In altre parole, se la via fosse quella di un colpo mirato, sarebbe strumento indispensabile. Quanto abbiamo detto sinora, però, ci porta a considerare che non abbiamo lo spazio e il tempo per mirare, seppur nel modo più rapido possibile.
Un’ultima considerazione tecnica. Se è vero che fino a 7 metri un potenziale aggressore ci sarà addosso prima che riusciremo a sparare, ecco che farsi trovare con le braccia estese offre la nostra arma a maggiori possibilità di essere intercettata dalla presa dell’aggressore, aprendo un pericolosissimo scenario di rischio di sottrazione della pistola, con ogni conseguenza immaginabile.
Se, dunque, la soluzione non sta nel mirare più in fretta possibile, in quale direzione va cercata?

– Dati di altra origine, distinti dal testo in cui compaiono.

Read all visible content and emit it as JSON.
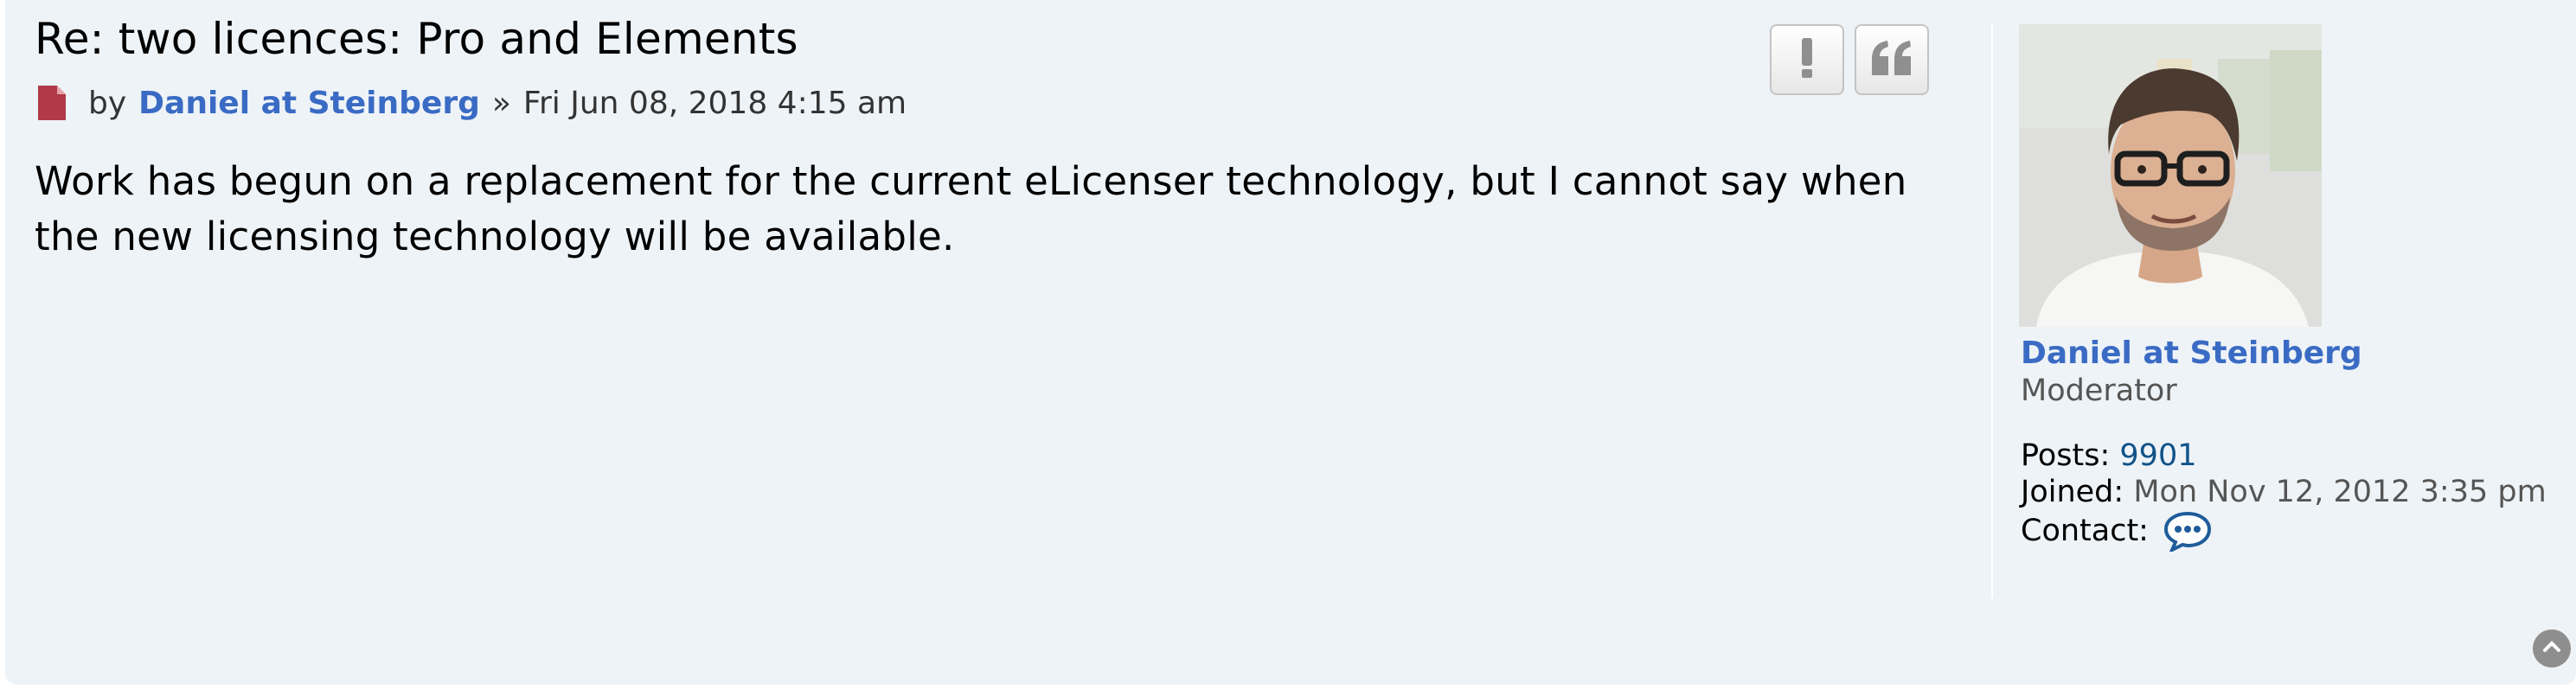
{
  "post": {
    "title": "Re: two licences: Pro and Elements",
    "byline": {
      "by_label": "by",
      "author": "Daniel at Steinberg",
      "separator": "»",
      "datetime": "Fri Jun 08, 2018 4:15 am"
    },
    "body": "Work has begun on a replacement for the current eLicenser technology, but I cannot say when the new licensing technology will be available.",
    "buttons": {
      "report_icon": "exclamation-icon",
      "quote_icon": "quote-icon"
    }
  },
  "profile": {
    "name": "Daniel at Steinberg",
    "rank": "Moderator",
    "posts_label": "Posts:",
    "posts_count": "9901",
    "joined_label": "Joined:",
    "joined_value": "Mon Nov 12, 2012 3:35 pm",
    "contact_label": "Contact:",
    "contact_icon": "speech-bubble-icon"
  },
  "colors": {
    "post_background": "#eef3f7",
    "link_blue": "#3a6bc4",
    "dark_link_blue": "#105289",
    "post_icon_red": "#b03a48"
  }
}
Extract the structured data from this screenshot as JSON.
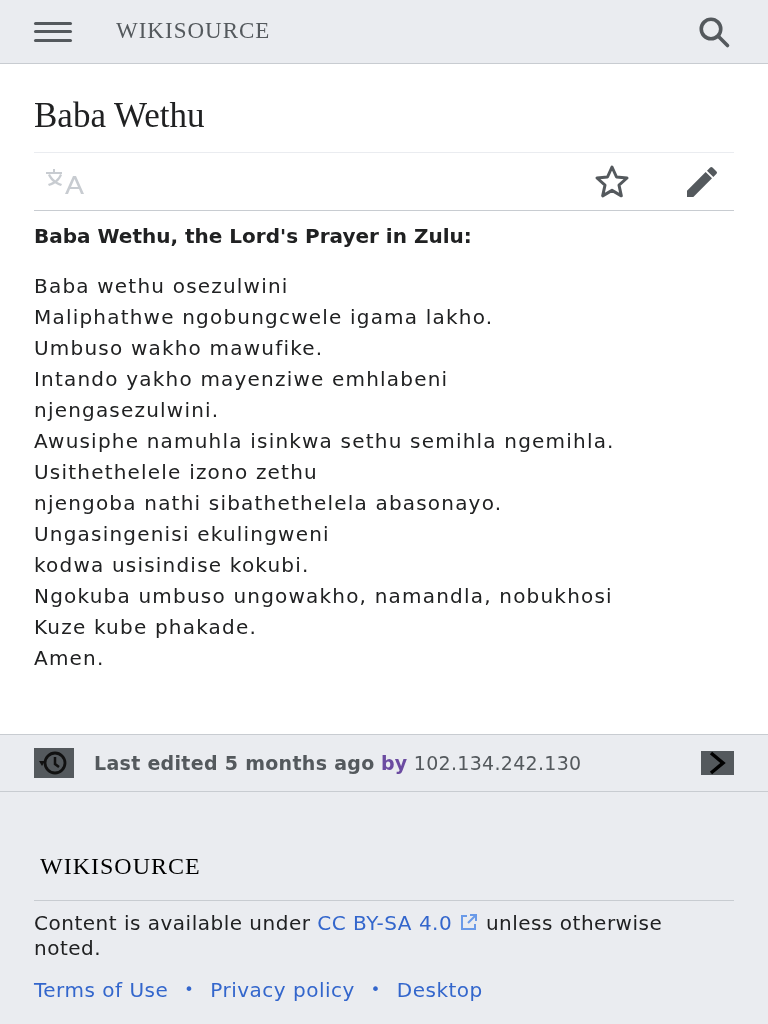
{
  "header": {
    "wordmark": "WIKISOURCE"
  },
  "page": {
    "title": "Baba Wethu",
    "heading": "Baba Wethu, the Lord's Prayer in Zulu:",
    "lines": [
      "Baba wethu osezulwini",
      "Maliphathwe ngobungcwele igama lakho.",
      "Umbuso wakho mawufike.",
      "Intando yakho mayenziwe emhlabeni",
      "njengasezulwini.",
      "Awusiphe namuhla isinkwa sethu semihla ngemihla.",
      "Usithethelele izono zethu",
      "njengoba nathi sibathethelela abasonayo.",
      "Ungasingenisi ekulingweni",
      "kodwa usisindise kokubi.",
      "Ngokuba umbuso ungowakho, namandla, nobukhosi",
      "Kuze kube phakade.",
      "Amen."
    ]
  },
  "last_edited": {
    "text": "Last edited 5 months ago",
    "by": "by",
    "user": "102.134.242.130"
  },
  "footer": {
    "wordmark": "WIKISOURCE",
    "license_before": "Content is available under",
    "license_link": "CC BY-SA 4.0",
    "license_after": "unless otherwise noted.",
    "links": [
      {
        "label": "Terms of Use"
      },
      {
        "label": "Privacy policy"
      },
      {
        "label": "Desktop"
      }
    ],
    "separator": "•"
  }
}
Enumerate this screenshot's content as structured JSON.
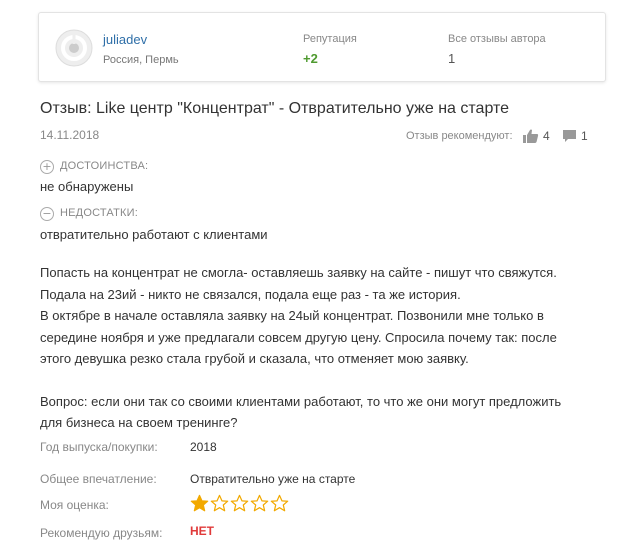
{
  "author": {
    "name": "juliadev",
    "location": "Россия, Пермь",
    "reputation_label": "Репутация",
    "reputation_value": "+2",
    "all_reviews_label": "Все отзывы автора",
    "all_reviews_value": "1"
  },
  "review": {
    "title": "Отзыв: Like центр \"Концентрат\" - Отвратительно уже на старте",
    "date": "14.11.2018",
    "recommend_label": "Отзыв рекомендуют:",
    "likes": "4",
    "comments": "1",
    "pros_label": "ДОСТОИНСТВА:",
    "pros_text": "не обнаружены",
    "cons_label": "НЕДОСТАТКИ:",
    "cons_text": "отвратительно работают с клиентами",
    "body": [
      "Попасть на концентрат не смогла- оставляешь заявку на сайте - пишут что свяжутся.",
      "Подала на 23ий - никто не связался, подала еще раз - та же история.",
      "В октябре в начале оставляла заявку на 24ый концентрат. Позвонили мне только в",
      "середине ноября и уже предлагали совсем другую цену. Спросила почему так: после",
      "этого девушка резко стала грубой и сказала, что отменяет мою заявку.",
      "Вопрос: если они так со своими клиентами работают, то что же они могут предложить",
      "для бизнеса на своем тренинге?"
    ]
  },
  "meta": {
    "year_label": "Год выпуска/покупки:",
    "year_value": "2018",
    "impression_label": "Общее впечатление:",
    "impression_value": "Отвратительно уже на старте",
    "rating_label": "Моя оценка:",
    "rating_value": 1,
    "rating_max": 5,
    "recommend_friends_label": "Рекомендую друзьям:",
    "recommend_friends_value": "НЕТ"
  },
  "colors": {
    "link": "#2f6fa8",
    "reputation": "#4f9a2f",
    "star": "#f2a900",
    "no": "#e03a3a"
  }
}
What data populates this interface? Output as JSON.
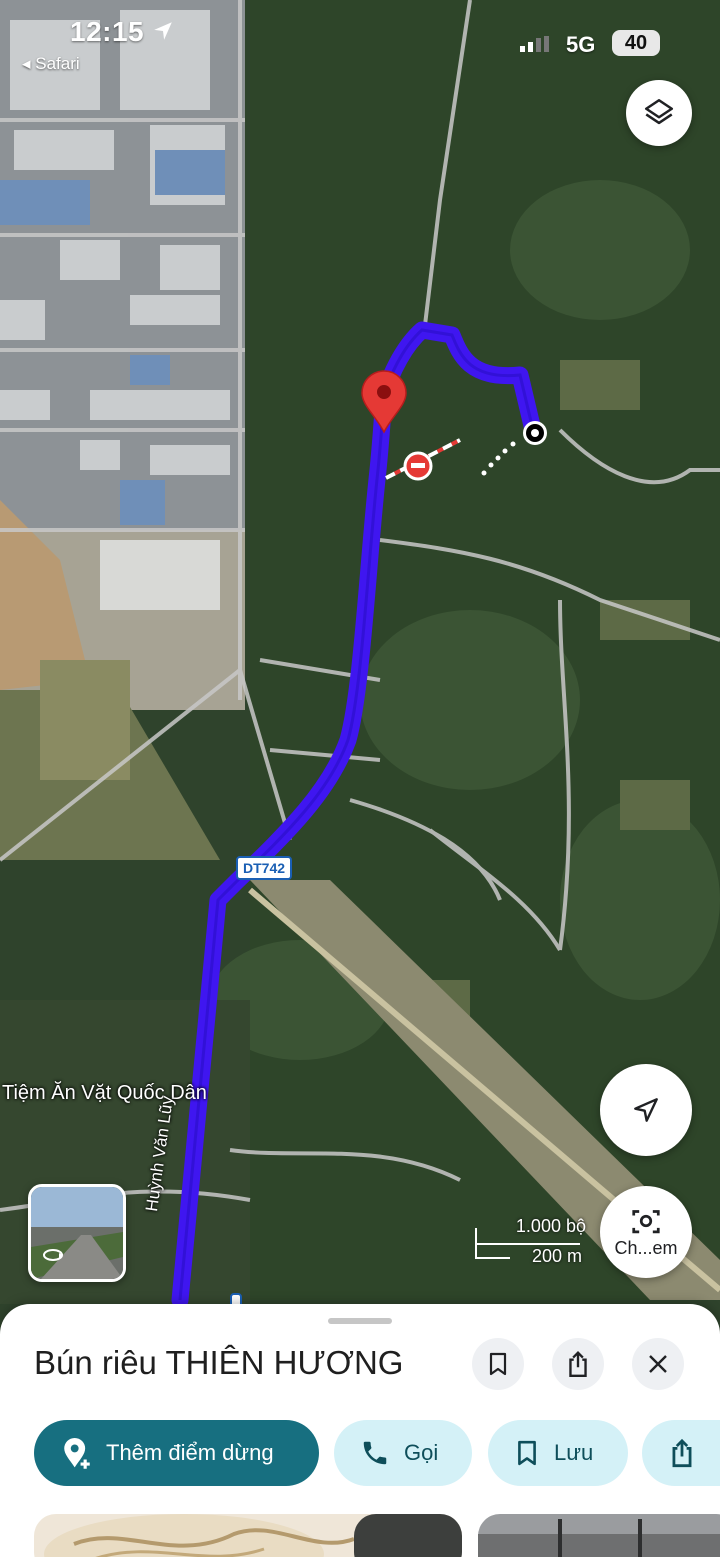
{
  "status_bar": {
    "time": "12:15",
    "back_app": "◂ Safari",
    "network": "5G",
    "battery": "40"
  },
  "map": {
    "labels": {
      "place": "Tiệm Ăn Vặt Quốc Dân",
      "road_shield": "DT742",
      "street": "Huỳnh Văn Lũy"
    },
    "scale": {
      "imperial": "1.000 bộ",
      "metric": "200 m"
    },
    "route_color": "#3f16f0",
    "pin_color": "#e53935"
  },
  "controls": {
    "layers_icon": "layers-icon",
    "locate_icon": "navigation-arrow-icon",
    "search_image_label": "Ch...em"
  },
  "place_sheet": {
    "title": "Bún riêu THIÊN HƯƠNG",
    "actions": [
      "bookmark-icon",
      "share-icon",
      "close-icon"
    ],
    "chips": [
      {
        "label": "Thêm điểm dừng",
        "icon": "add-location-icon"
      },
      {
        "label": "Gọi",
        "icon": "phone-icon"
      },
      {
        "label": "Lưu",
        "icon": "bookmark-icon"
      },
      {
        "label": "",
        "icon": "share-icon"
      }
    ],
    "accent": "#176f80",
    "chip_bg": "#d4f1f7"
  }
}
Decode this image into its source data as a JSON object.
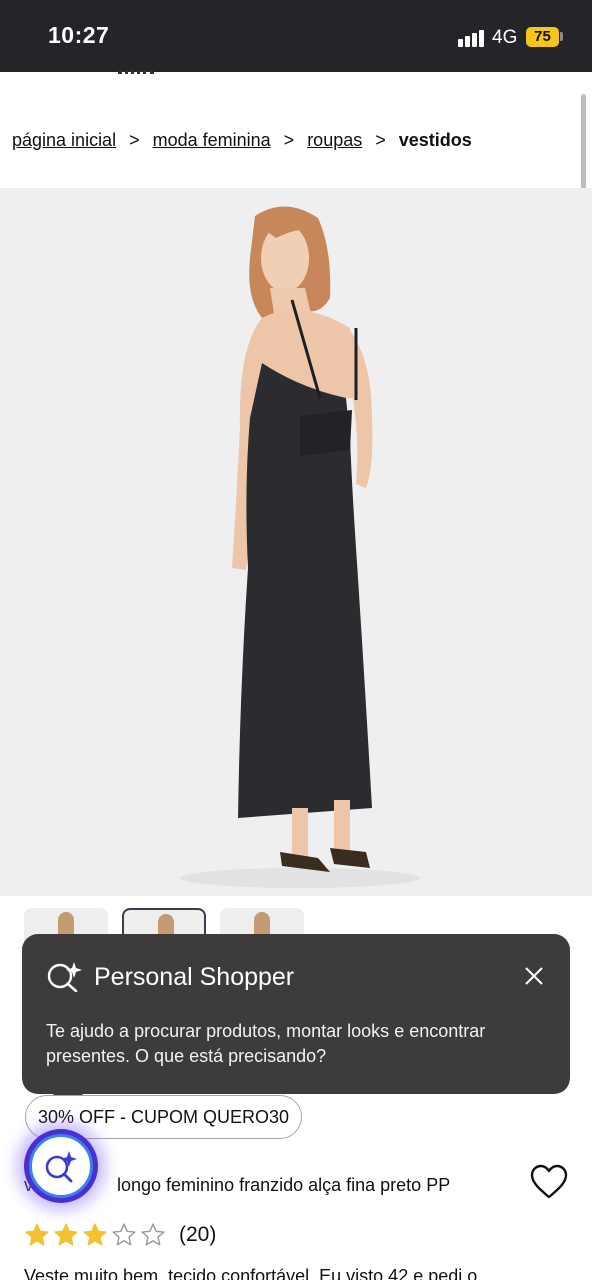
{
  "status_bar": {
    "time": "10:27",
    "network": "4G",
    "battery": "75"
  },
  "breadcrumb": [
    {
      "label": "página inicial"
    },
    {
      "label": "moda feminina"
    },
    {
      "label": "roupas"
    },
    {
      "label": "vestidos"
    }
  ],
  "breadcrumb_separator": ">",
  "personal_shopper": {
    "title": "Personal Shopper",
    "message": "Te ajudo a procurar produtos, montar looks e encontrar presentes. O que está precisando?"
  },
  "coupon_label": "30% OFF - CUPOM QUERO30",
  "product": {
    "title_visible_part": "longo feminino franzido alça fina preto PP",
    "title_prefix_visible": "v",
    "rating": 3,
    "rating_max": 5,
    "rating_count": "(20)",
    "review_snippet": "Veste muito bem, tecido confortável. Eu visto 42 e pedi o"
  },
  "icons": {
    "popup": "sparkle-search-icon",
    "close": "close-icon",
    "fab": "sparkle-search-icon",
    "favorite": "heart-icon",
    "star": "star-icon"
  },
  "colors": {
    "status_bar": "#232529",
    "popup_bg": "#3d3b3b",
    "battery": "#f5c518",
    "star_filled": "#f2c230",
    "fab_accent": "#4b2fd6"
  }
}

Sicuramente la risposta va ricercata in tutto ciò che appartiene al mondo del cosiddetto “tiro istintivo” che, in quanto tale, appoggia la sua efficacia su capacità diverse da quella di collimare occhio-tacca di mira-mirino-bersaglio.
Profilo giuridico
Davvero in conclusione, vale la pena di spendere qualche parola sull’analisi di legittimità delle varie soluzioni qui ipotizzate, seppur in modo schematico.
Tutti i cittadini, tanto privati quanto appartenenti alle forze di polizia, possono trovare legittimazione dell’impiego dell’arma in ipotesi di legittima difesa (art. 52 codice penale). Il pubblico ufficiale ha inoltre a sua disposizione la scriminante dell’art. 53 (“Uso legittimo delle armi”): in entrambi i casi affinché la risposta di chi viene aggredito sia legittima occorre dimostrare la proporzionalità della propria reazione rispetto alla minaccia.
Anche sotto tale punto di vista, dunque, in quali casi saremo in grado di provare la legittimità di aver messo un soggetto tra tacca di mira e mirino?
Ovviamente esisterà un numero esiguo di casi così gravi da legittimare una risposta di questo genere. Ciò che accade quotidianamente nel mondo, però, ci porta a considerazioni diverse.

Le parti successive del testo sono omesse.